Abstract: Today, cloud providers are constantly launching new services, pushing an ever growing level of complexity on customers. Different products have various learning curves, name similar concepts in different ways, have different security models, and different pricing and business models. This offers a level of agility to providers, but comes at a cost for customers to sort through multiple options and piece solutions together. In this talk, I will discuss Snowflake’s Single Product Principle, how this helps simplify customer experience, and how this is different from simple integrations across multiple products.



Title: GoogleSQL: A SQL Language as a Component
Speaker: David Wilhite, Senior Staff Software Engineer and Manager, Google

Speaker Bio: David Wilhite has worked as a Software Engineer at Google for 10 years, where he currently leads a team building componentized infrastructure for large-scale analytics use cases, which includes the GoogleSQL component. Prior to joining Google, David worked across the DBMS stack (compiler, optimizer, execution) at various DBMS companies including Red Brick Systems and ParAccel.

Abstract: Google has built many systems using SQL: public cloud products like BigQuery and Spanner, internal systems like F1 Query and Procella, open source ZetaSQL, and other systems that use SQL as a declarative API for data processing and management outside traditional SQL databases and query engines. Building GoogleSQL as a component has enabled easy reuse across many systems, with full language compatibility.

Sharing a language definition and parser alone is not sufficient to achieve real consistency or easy reuse. The GoogleSQL libraries include shared language analysis, shared implementations of common functions and operators, a compliance testing framework for validating consistency across engines, and other shared subcomponents.

The consistency that results from sharing the language and implementation across tools has enabled the growth of a large ecosystem of interoperable tools that can easily leverage the full power of SQL, while still allowing domain-specific extensions and customizability.



Title: Delta Lake: The one storage format for all your analytics
Speaker: Tathagata Das, Staff Software Engineer, Databricks, Apache Spark PMC

Speaker Bio:Tathagata Das is a Staff Software engineer at Databricks, and a member of Apache Spark Project Management Committee (PMC). He has been involved with the Apache Spark project for the last 12 years. He developed the original Spark Streaming (DStreams) in his grad student days in AMPLab, UC Berkeley. He was one of the core developers of Structured Streaming, and since 2018, one of the core developers of the Delta Lake product. Currently, he leads the development of the Delta Lake open source project and the ecosystem around it.
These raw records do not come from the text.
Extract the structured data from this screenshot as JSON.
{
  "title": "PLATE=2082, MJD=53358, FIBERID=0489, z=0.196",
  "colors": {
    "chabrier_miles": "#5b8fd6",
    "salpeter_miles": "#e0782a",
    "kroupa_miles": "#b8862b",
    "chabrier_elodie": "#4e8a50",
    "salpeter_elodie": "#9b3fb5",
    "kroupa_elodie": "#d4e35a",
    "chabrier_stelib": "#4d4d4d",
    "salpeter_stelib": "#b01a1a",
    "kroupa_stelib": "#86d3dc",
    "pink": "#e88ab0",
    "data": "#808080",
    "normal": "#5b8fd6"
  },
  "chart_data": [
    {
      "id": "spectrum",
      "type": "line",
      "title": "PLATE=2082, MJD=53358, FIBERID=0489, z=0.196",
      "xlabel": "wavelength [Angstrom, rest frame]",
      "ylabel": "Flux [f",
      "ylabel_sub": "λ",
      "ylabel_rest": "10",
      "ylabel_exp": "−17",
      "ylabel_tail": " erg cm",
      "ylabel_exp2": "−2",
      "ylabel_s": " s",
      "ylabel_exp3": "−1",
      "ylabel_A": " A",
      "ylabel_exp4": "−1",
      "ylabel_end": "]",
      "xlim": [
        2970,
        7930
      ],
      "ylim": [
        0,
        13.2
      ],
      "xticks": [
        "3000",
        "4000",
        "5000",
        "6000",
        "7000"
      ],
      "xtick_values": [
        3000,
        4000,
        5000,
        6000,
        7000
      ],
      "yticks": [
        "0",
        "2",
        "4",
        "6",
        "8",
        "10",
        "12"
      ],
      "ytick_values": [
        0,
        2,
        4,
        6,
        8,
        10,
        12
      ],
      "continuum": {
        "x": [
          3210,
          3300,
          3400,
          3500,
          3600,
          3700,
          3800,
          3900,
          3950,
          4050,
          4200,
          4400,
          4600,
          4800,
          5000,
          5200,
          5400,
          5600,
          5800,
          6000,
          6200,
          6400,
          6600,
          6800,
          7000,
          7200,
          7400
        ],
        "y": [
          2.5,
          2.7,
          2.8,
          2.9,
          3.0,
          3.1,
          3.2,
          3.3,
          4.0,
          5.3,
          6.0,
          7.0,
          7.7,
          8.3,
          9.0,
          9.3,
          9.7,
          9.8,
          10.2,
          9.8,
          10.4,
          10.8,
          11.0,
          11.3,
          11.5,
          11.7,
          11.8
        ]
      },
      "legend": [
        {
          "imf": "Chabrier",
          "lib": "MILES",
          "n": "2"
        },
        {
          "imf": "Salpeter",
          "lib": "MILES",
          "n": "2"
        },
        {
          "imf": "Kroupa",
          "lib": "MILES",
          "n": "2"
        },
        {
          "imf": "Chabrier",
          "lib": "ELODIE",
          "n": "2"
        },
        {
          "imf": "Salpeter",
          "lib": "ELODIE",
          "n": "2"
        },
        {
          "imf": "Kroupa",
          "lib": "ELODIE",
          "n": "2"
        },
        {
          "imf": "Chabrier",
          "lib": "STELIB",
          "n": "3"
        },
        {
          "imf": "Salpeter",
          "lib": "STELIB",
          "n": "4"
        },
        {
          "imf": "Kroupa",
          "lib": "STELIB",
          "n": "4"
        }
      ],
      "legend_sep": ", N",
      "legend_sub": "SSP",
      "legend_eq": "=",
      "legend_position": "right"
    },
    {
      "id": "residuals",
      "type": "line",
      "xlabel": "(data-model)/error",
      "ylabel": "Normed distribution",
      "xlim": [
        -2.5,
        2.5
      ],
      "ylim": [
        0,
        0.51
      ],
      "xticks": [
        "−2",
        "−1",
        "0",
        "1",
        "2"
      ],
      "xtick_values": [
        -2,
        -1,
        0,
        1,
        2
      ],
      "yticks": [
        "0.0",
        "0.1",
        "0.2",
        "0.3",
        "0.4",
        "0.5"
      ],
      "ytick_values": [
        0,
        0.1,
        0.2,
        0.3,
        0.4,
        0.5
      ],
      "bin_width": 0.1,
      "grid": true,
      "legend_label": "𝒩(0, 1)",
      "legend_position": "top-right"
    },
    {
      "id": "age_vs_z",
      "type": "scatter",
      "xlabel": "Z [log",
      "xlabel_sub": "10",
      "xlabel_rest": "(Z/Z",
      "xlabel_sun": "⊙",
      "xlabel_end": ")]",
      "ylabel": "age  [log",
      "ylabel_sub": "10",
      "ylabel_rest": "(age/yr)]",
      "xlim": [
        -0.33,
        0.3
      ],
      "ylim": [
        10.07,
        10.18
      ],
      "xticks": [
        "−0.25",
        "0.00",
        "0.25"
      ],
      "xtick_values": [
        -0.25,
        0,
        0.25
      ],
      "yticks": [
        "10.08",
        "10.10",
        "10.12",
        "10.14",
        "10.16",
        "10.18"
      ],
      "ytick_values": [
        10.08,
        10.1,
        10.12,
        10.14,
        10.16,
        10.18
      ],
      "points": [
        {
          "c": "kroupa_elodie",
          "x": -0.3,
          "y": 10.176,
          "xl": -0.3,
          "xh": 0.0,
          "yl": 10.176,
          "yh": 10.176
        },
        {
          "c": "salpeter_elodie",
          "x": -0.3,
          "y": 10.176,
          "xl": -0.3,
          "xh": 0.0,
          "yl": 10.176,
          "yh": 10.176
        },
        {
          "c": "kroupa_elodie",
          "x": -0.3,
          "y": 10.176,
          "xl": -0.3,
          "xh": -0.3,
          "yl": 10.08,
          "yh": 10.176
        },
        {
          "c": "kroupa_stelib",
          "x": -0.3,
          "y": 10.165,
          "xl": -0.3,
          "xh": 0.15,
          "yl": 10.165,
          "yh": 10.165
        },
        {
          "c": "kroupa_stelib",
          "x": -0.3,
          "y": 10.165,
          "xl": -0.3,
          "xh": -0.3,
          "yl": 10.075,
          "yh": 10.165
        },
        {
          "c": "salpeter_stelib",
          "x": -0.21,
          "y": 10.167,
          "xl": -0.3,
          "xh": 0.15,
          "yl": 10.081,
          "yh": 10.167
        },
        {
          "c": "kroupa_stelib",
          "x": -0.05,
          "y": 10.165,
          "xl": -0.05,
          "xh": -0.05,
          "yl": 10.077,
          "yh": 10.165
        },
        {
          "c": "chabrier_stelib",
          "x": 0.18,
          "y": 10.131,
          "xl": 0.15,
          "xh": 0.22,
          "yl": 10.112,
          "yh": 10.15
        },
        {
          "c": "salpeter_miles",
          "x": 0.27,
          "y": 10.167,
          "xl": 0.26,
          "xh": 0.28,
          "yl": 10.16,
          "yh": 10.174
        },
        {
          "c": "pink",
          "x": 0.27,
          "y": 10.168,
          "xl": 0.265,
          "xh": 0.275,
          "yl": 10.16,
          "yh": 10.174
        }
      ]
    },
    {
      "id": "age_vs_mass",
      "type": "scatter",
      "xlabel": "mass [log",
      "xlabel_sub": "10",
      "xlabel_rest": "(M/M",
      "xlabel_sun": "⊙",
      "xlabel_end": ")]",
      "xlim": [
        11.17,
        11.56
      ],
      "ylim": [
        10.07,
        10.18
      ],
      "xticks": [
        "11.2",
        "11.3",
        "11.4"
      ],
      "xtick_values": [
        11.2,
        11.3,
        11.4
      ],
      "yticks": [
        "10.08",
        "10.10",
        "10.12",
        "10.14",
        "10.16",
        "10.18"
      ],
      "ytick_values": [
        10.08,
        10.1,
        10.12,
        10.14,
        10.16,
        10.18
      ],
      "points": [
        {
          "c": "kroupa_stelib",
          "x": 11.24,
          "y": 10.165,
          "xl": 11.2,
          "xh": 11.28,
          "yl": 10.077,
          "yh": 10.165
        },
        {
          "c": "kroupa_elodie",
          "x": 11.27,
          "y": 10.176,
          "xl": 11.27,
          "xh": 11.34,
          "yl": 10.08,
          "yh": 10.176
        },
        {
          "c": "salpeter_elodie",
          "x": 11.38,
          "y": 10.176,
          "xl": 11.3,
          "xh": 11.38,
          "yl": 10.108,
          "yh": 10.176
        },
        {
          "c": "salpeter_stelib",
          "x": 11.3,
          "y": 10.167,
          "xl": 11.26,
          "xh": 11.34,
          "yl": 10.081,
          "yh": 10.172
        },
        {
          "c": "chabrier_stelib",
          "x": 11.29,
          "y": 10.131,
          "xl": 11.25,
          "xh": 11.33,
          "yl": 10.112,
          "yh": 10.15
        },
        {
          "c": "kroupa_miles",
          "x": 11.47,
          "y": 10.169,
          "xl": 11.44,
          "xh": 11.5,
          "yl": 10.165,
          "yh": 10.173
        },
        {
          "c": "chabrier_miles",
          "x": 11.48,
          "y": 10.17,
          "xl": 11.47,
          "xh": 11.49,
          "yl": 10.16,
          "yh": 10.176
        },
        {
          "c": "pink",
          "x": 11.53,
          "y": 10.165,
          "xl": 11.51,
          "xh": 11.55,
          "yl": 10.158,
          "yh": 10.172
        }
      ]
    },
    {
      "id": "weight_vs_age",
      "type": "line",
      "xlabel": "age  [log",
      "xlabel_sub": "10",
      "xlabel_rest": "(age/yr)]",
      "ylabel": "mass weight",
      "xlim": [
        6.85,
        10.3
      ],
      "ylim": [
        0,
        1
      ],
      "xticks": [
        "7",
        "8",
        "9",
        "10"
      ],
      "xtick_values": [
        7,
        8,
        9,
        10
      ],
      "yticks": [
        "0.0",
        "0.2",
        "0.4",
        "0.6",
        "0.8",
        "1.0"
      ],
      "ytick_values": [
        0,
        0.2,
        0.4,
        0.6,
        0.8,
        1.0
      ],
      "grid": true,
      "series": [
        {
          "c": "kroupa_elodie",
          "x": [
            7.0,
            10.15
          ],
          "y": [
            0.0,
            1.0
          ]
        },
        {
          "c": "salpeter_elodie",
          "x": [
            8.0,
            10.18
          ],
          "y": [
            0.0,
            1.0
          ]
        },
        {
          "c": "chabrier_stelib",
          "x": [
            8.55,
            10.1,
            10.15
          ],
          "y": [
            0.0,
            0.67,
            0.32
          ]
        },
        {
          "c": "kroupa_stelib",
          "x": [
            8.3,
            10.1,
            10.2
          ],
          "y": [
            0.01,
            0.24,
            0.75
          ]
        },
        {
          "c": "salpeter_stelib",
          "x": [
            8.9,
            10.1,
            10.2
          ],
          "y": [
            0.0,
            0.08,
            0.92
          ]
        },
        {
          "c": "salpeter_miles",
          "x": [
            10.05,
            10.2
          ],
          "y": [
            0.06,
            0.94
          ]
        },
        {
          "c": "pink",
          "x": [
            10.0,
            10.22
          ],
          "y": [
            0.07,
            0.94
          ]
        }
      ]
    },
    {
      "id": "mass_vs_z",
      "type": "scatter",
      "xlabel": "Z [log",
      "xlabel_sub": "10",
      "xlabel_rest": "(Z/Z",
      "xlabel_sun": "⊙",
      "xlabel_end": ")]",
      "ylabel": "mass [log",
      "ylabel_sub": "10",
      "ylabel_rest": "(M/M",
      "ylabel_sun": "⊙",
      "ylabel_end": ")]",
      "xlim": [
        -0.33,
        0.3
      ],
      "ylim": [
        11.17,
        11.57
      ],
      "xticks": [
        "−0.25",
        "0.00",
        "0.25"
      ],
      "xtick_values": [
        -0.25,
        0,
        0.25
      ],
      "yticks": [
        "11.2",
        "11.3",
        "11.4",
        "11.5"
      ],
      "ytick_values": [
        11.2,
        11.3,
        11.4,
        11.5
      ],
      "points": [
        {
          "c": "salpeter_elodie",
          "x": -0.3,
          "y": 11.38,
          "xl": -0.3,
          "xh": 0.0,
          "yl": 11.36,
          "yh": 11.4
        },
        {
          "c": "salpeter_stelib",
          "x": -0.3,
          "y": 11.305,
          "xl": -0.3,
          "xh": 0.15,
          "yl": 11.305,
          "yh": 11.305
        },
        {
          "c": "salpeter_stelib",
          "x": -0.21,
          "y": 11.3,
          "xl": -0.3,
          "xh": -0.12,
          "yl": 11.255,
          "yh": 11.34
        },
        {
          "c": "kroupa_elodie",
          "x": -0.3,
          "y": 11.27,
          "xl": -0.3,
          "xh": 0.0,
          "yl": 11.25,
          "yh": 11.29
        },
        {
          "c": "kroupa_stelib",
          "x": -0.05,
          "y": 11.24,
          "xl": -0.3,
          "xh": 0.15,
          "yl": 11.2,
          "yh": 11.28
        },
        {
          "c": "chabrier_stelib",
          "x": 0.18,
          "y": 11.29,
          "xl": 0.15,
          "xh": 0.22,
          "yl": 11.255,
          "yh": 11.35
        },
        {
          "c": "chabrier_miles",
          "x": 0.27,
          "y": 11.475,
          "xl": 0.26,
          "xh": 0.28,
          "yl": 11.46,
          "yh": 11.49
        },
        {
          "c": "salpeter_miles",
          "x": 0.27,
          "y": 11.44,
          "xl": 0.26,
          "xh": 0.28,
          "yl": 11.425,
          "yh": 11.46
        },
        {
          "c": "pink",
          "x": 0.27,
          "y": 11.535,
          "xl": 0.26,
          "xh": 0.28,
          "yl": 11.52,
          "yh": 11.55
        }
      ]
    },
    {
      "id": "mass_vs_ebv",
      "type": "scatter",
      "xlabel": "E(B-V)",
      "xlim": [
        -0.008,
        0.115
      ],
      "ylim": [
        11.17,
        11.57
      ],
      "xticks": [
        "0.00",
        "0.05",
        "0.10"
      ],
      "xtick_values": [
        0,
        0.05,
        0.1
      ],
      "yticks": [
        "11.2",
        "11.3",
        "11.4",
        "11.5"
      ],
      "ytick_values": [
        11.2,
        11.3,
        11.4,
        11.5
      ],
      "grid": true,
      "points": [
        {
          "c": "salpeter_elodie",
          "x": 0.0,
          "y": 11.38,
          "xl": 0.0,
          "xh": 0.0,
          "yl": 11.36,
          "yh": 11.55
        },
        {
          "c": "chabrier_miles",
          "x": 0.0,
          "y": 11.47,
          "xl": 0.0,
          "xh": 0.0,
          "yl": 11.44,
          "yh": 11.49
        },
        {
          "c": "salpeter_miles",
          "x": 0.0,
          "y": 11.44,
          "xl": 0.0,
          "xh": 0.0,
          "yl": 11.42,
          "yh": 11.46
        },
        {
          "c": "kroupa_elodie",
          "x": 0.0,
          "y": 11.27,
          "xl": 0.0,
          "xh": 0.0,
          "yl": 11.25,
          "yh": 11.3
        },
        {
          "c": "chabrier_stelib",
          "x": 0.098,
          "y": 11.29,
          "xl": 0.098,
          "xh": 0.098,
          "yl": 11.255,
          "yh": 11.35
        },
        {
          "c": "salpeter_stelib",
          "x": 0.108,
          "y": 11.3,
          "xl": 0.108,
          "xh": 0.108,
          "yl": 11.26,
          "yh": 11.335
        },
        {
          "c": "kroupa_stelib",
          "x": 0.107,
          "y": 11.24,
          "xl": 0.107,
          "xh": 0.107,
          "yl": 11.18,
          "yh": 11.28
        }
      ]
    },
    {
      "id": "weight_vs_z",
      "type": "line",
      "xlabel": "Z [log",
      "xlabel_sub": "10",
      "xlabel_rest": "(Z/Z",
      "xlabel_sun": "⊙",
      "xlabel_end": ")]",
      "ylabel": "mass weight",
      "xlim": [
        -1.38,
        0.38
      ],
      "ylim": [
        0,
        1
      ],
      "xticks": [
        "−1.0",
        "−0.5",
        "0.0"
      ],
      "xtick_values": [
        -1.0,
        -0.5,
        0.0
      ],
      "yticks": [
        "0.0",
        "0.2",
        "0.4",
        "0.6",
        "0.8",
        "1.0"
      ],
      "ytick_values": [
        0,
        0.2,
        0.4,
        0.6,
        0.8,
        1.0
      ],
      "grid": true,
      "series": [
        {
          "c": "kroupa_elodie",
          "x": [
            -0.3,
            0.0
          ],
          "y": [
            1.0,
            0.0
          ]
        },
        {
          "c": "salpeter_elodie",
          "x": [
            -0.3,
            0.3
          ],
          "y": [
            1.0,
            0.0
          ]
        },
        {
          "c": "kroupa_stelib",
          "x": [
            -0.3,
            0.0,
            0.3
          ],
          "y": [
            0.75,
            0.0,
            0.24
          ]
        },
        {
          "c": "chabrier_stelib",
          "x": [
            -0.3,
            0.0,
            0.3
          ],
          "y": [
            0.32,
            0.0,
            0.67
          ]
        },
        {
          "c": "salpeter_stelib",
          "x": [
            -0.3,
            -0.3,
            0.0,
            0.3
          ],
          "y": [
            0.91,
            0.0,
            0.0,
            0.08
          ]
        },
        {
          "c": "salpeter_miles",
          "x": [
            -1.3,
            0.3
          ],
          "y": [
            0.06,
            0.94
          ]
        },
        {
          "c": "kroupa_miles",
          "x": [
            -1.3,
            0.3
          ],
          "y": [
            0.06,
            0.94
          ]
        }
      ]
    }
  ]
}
Abstract:Delta Lake is an open-source storage format that brings ACID transactions to big data workloads on cloud object stores. Traditionally, there has been two kinds of data management frameworks:

  • Databases that provide transactional guarantees but are not scalable in a cost-effective way
  • Data lakes that provide cost-effective scalability, but limited transactional and data quality guarantees

The Delta Lake format combines the best of both worlds for analytical workloads:

  • Scales in a cost-efficient by storing data - both data and metadata scale to 10s of TBs of data
  • Provides data quality guarantees - ACID transaction, schema enforcement, data constraints
  • Simplifies modern workloads on ever changing data - Schema evolution when appending or upserting data

Delta Lake allows you store data on blob stores like HDFS, S3, Azure Data Lake, GCS, query from many processing engines including Spark, PrestoDB, Trino, Hive, Flink, and provides APIs for Scala, Java, Python, Rust, and Ruby. In this talk we are going to discuss

  • Architecture - Why does it scale so well?
  • Features - What makes it so unique?
  • Roadmap - What is in the future?
  • Connector ecosystem - What can you read / write from?
  • Community - How to contribute and engage?